Tumour treatment leaves healthy cells unscathed
A pioneering radiation technique, developed in Switzerland to treat deep-seated tumours, is moving out of the laboratory and into hospitals.
The technology, developed at the Paul Scherrer Institute (PSI) in Villigen, targets tumours very precisely causing minimal damage to surrounding healthy tissue.
The success of the technique, which uses protons to target tumours, has prompted worldwide interest and the development of a marketable product for use in hospitals.
A private clinic in Munich, Germany, is installing the machines and is expected to start treating patients in 2006. Other countries including Britain, France and Italy have also expressed interest.
“It’s a good example of the PSI as a laboratory where we will develop the first accelerator and get it running and then transfer that technology into a hospital,” said Tony Lomax, head of the institute’s medical applications team.
Pioneering treatment
Rolf Marti, head of the Swiss Cancer League’s scientific office, told swissinfo the therapy developed at the PSI was a major technological advance.
“It’s really a big step in the treatment of certain cancers… but it’s not [a breakthrough] for all types of the disease,” Marti told swissinfo.
“Take leukaemia for example: you cannot treat cancer of the blood using this therapy. You need a solid tumour and have to know precisely where it is.”
Stefan Bodis, a cancer specialist at Aargau’s cantonal hospital and an associate professor at Zurich University, agrees that not all cancer sufferers will benefit from the treatment.
“I don’t believe that the proton therapy will be a breakthrough for the common cancers, but it is a breakthrough… for tumours which need to be targeted with a very focused approach,” said Bodis.
The aim of radiation therapy is the destruction of cancer tissue by means of charged particles such as protons.
If a proton passes through a cell or comes to rest in it, the cell nucleus is damaged by the energy which the proton deposits.
The challenge of radiation therapy is to administer a strong enough dose to kill the tumour cells while at the same time avoiding damage to healthy tissue.
Experience has shown that it is important not only how much energy is deposited in the cells but how it is deposited.
Eye tumours
The PSI has successfully used proton therapy to treat tumours of the eye for many years.
Building on that experience, staff developed a new technique known as the spot scanning process for the treatment of deep-seated cancers.
With this method, a beam of protons, five to seven millimetres in diameter, is controlled by computers so that high-dose spots of radiation can be positioned very precisely within a tumour.

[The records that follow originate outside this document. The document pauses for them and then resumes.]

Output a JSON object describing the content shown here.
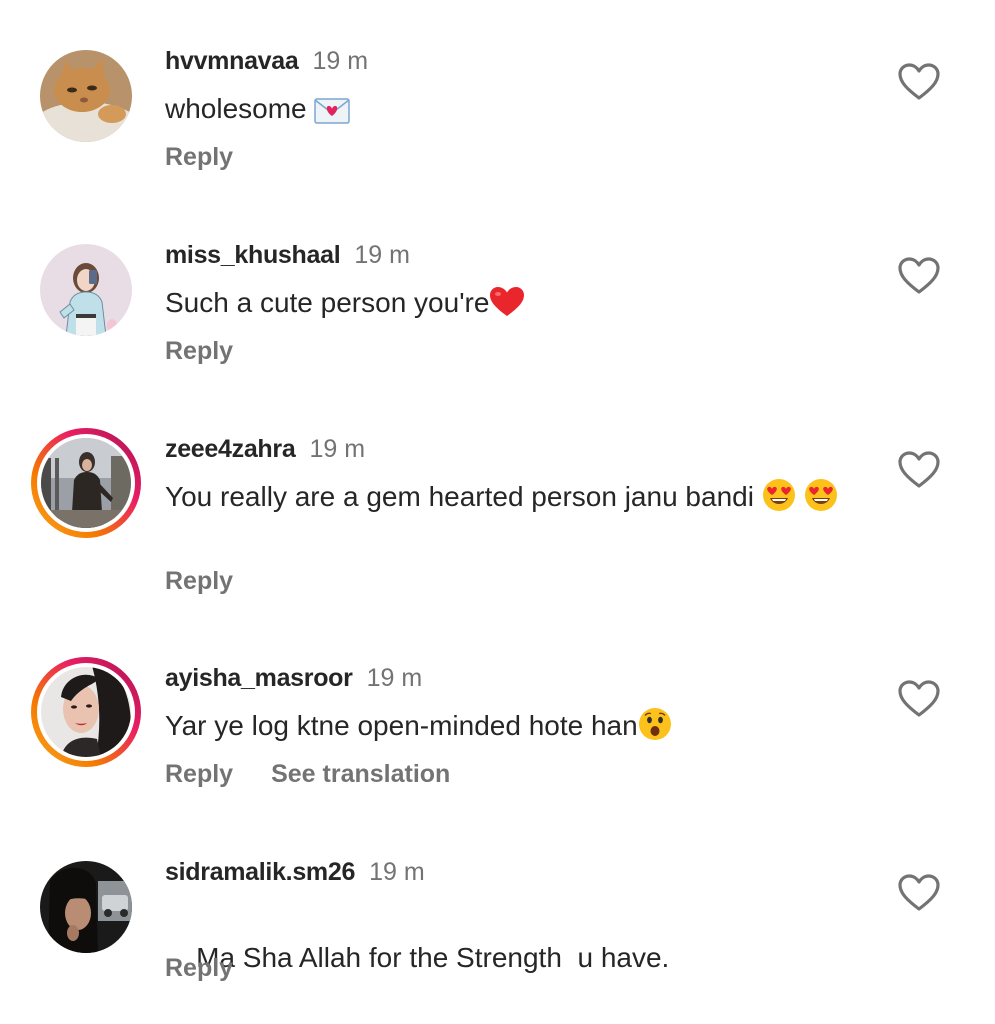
{
  "comments": [
    {
      "username": "hvvmnavaa",
      "time": "19 m",
      "text": "wholesome",
      "emoji": "love-letter",
      "reply": "Reply",
      "avatar": "cat-photo",
      "story_ring": false
    },
    {
      "username": "miss_khushaal",
      "time": "19 m",
      "text": "Such a cute person you're",
      "emoji": "red-heart",
      "reply": "Reply",
      "avatar": "illustrated-girl",
      "story_ring": false
    },
    {
      "username": "zeee4zahra",
      "time": "19 m",
      "text": "You really are a gem hearted person janu bandi",
      "emoji": "heart-eyes",
      "reply": "Reply",
      "avatar": "person-standing-photo",
      "story_ring": true
    },
    {
      "username": "ayisha_masroor",
      "time": "19 m",
      "text": "Yar ye log ktne open-minded hote han",
      "emoji": "astonished-face",
      "reply": "Reply",
      "see_translation": "See translation",
      "avatar": "woman-portrait",
      "story_ring": true
    },
    {
      "username": "sidramalik.sm26",
      "time": "19 m",
      "text": "Ma Sha Allah for the Strength  u have.",
      "reply": "Reply",
      "avatar": "woman-dark-photo",
      "story_ring": false
    }
  ],
  "colors": {
    "primary_text": "#262626",
    "secondary_text": "#737373",
    "story_ring_start": "#f9a825",
    "story_ring_end": "#9c27b0"
  },
  "icons": {
    "like": "heart-outline-icon"
  }
}
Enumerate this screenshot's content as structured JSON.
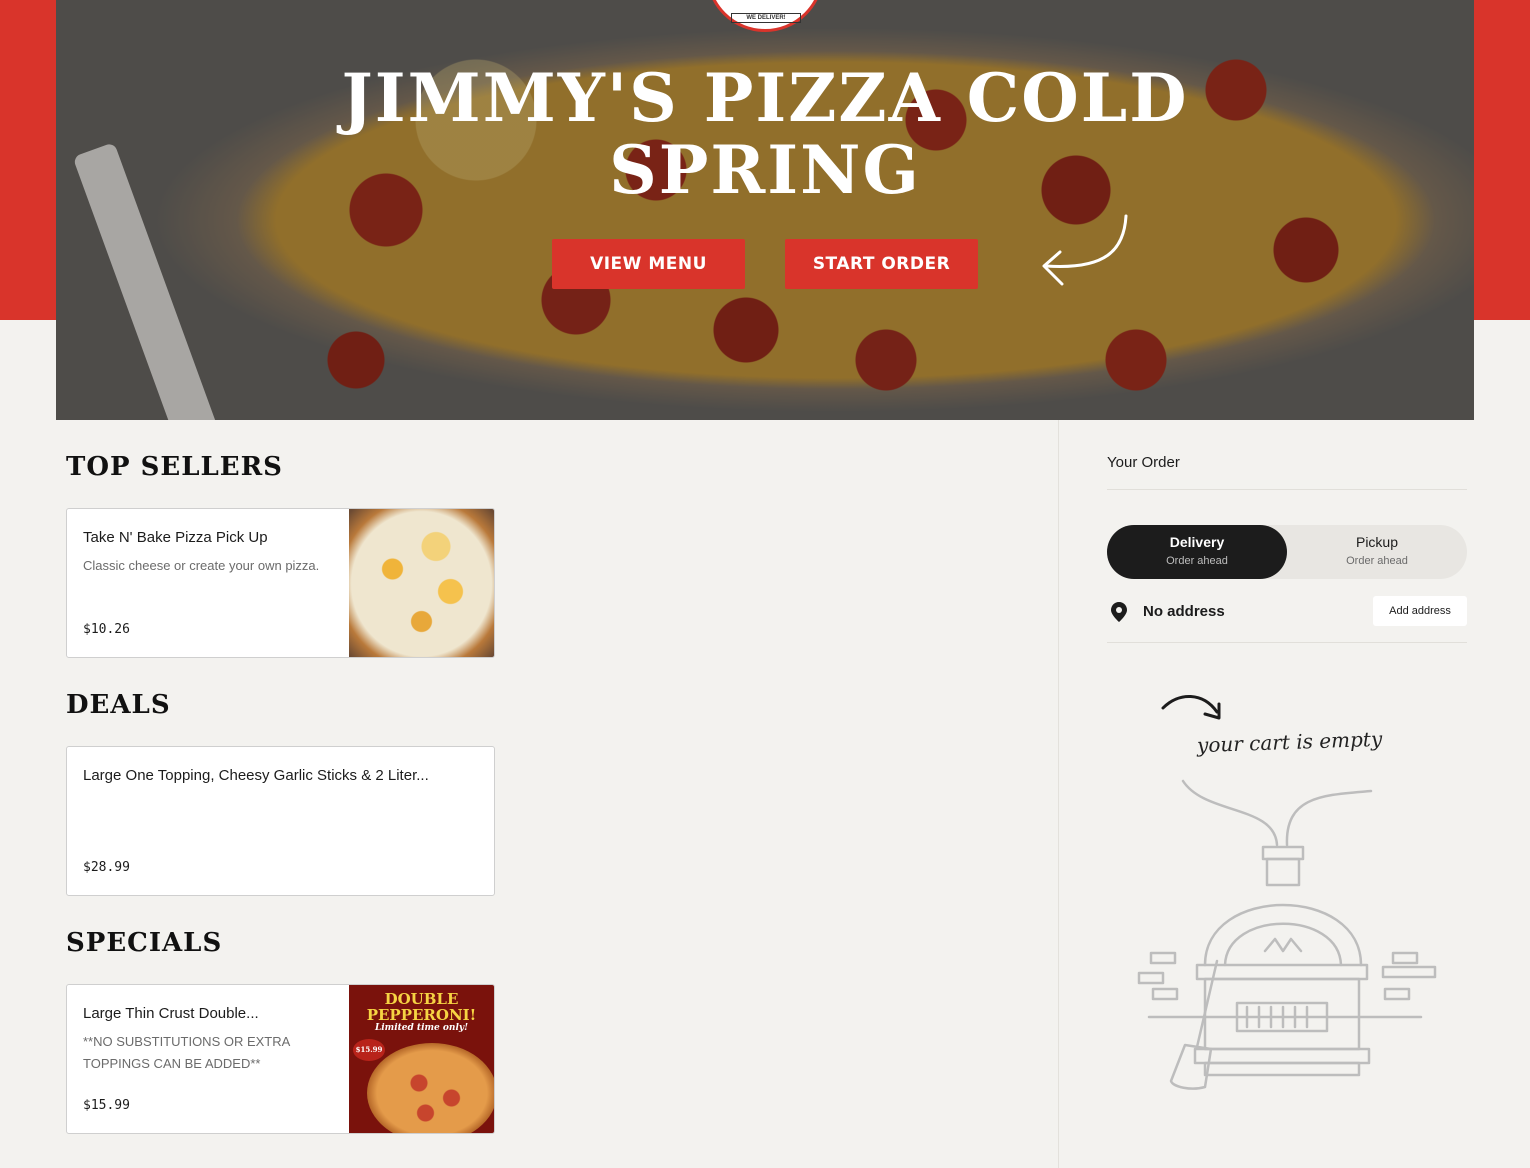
{
  "hero": {
    "title": "JIMMY'S PIZZA COLD SPRING",
    "logo_tagline": "WE DELIVER!",
    "view_menu_label": "VIEW MENU",
    "start_order_label": "START ORDER"
  },
  "sections": [
    {
      "title": "TOP SELLERS",
      "items": [
        {
          "name": "Take N' Bake Pizza Pick Up",
          "description": "Classic cheese or create your own pizza.",
          "price": "$10.26"
        }
      ]
    },
    {
      "title": "DEALS",
      "items": [
        {
          "name": "Large One Topping, Cheesy Garlic Sticks & 2 Liter...",
          "description": "",
          "price": "$28.99"
        }
      ]
    },
    {
      "title": "SPECIALS",
      "items": [
        {
          "name": "Large Thin Crust Double...",
          "description": "**NO SUBSTITUTIONS OR EXTRA TOPPINGS CAN BE ADDED**",
          "price": "$15.99",
          "image_text": {
            "headline": "DOUBLE PEPPERONI!",
            "subline": "Limited time only!",
            "tag": "$15.99"
          }
        }
      ]
    }
  ],
  "order": {
    "title": "Your Order",
    "delivery_label": "Delivery",
    "delivery_sub": "Order ahead",
    "pickup_label": "Pickup",
    "pickup_sub": "Order ahead",
    "address_text": "No address",
    "add_address_label": "Add address",
    "empty_text": "your cart is empty"
  },
  "colors": {
    "brand_red": "#d9342b",
    "dark": "#1c1c1c",
    "sidebar_bg": "#f3f2ef"
  },
  "icons": {
    "address": "map-pin-icon",
    "hero_arrow": "curved-arrow-icon",
    "cart_arrow": "curved-arrow-icon",
    "oven": "pizza-oven-illustration"
  }
}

“Traditional proton methods don’t have the same control over that dose,” said Lomax.
Some 166 patients have been treated at PSI’s proton therapy facility since 1996, particularly for skin tumours at the base of the skull and in the pelvis and prostate.
In 85 per cent of cases, it has been possible to arrest the growth of the tumour.

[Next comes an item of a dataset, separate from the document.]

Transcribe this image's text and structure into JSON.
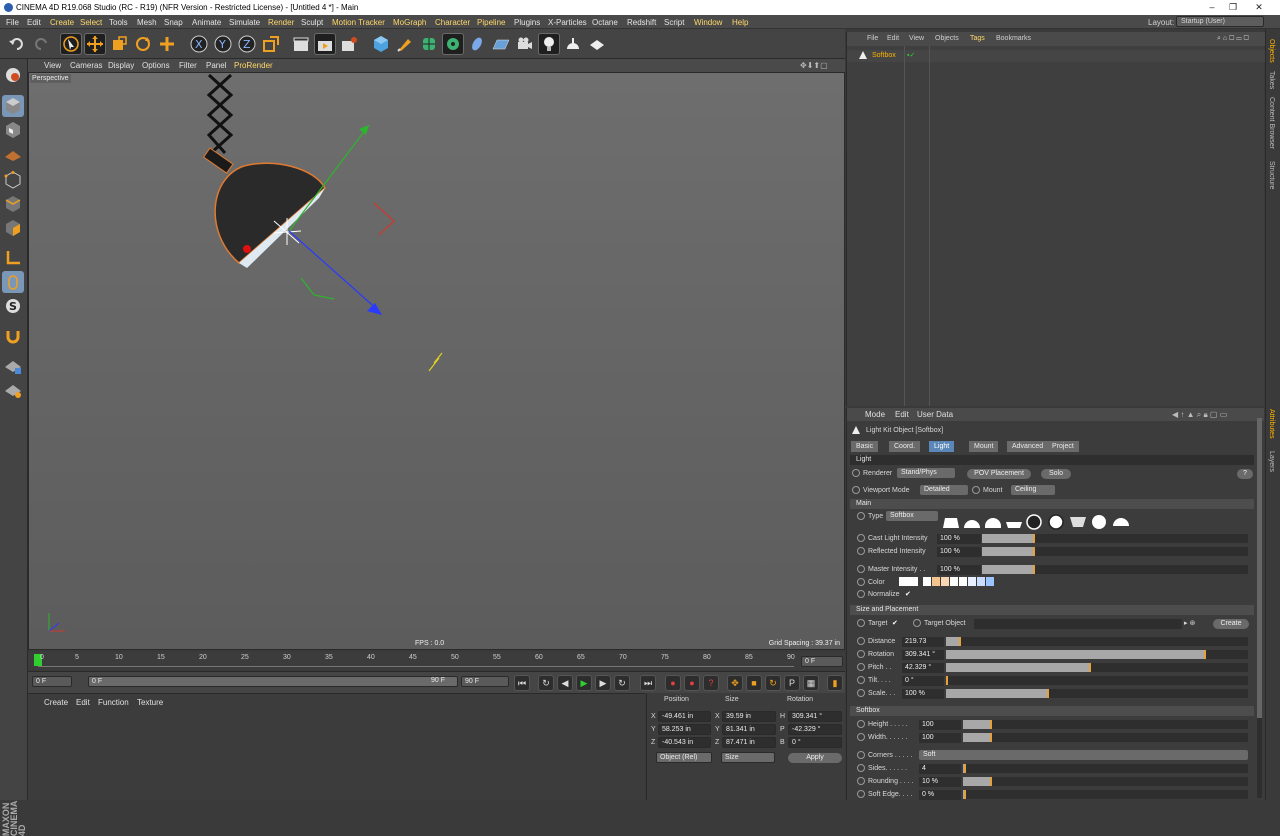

Central to the success was the design and building of a special gantry or radiation unit which can be rotated allowing irradiation to be carried out in any direction.
About a further 30 people suffering from tumours will benefit from the new technique this year. Patients attend about 30 sessions over a period of seven weeks.
Proton beams
Because the PSI proton accelerators are used mainly for physics and materials science experiments, the institute is building a new extremely compact proton accelerator, called a cyclotron, just to supply the protons for the proton therapy facilities.
“We decided to build a small accelerator which gives us a beam all year round for our own use,” said radio-oncologist, Gudrun Goitein.
A machine of this kind – just a few metres in diameter – is being installed in the new proton therapy clinic in Munich. It is the first commercial facility of its type in Europe.
The clinic in Munich will have four gantries and is designed to treat about
3,000 to 4,000 patients a year.
The cost of building a facility from scratch with a cyclotron and two or
three gantries is estimated at €30 to 60 million (SFR 50 to 100 million).
swissinfo, Vincent Landon
One in three people in Europe faces the likelihood of suffering from cancer during their lifetime.
In Switzerland, around 28,000 people discover each year that they are suffering from a malignant disease.
70 per cent of these will need radiation therapy during their illness.
At present, only about 45 per cent of all diagnosed tumours can be cured, meaning the person will survive for more than five years without further symptoms.
Radiation therapy is the second most effective form of treatment after surgery for malignant tumours.
A patient was treated with protons for the first time in 1954 in the United States.
The first proton therapy programme in Europe ran between 1957 and 1976 at Uppsala (Sweden).
In the US, the Harvard Cyclotron Laboratory and the Massachusetts General Hospital in Boston started proton therapy in 1961.
About 30,000 patients have been treated with protons at 20 centres worldwide.
Since 1984, PSI has treated more than 4,000 eye tumours with a success rate of more than 90 per cent.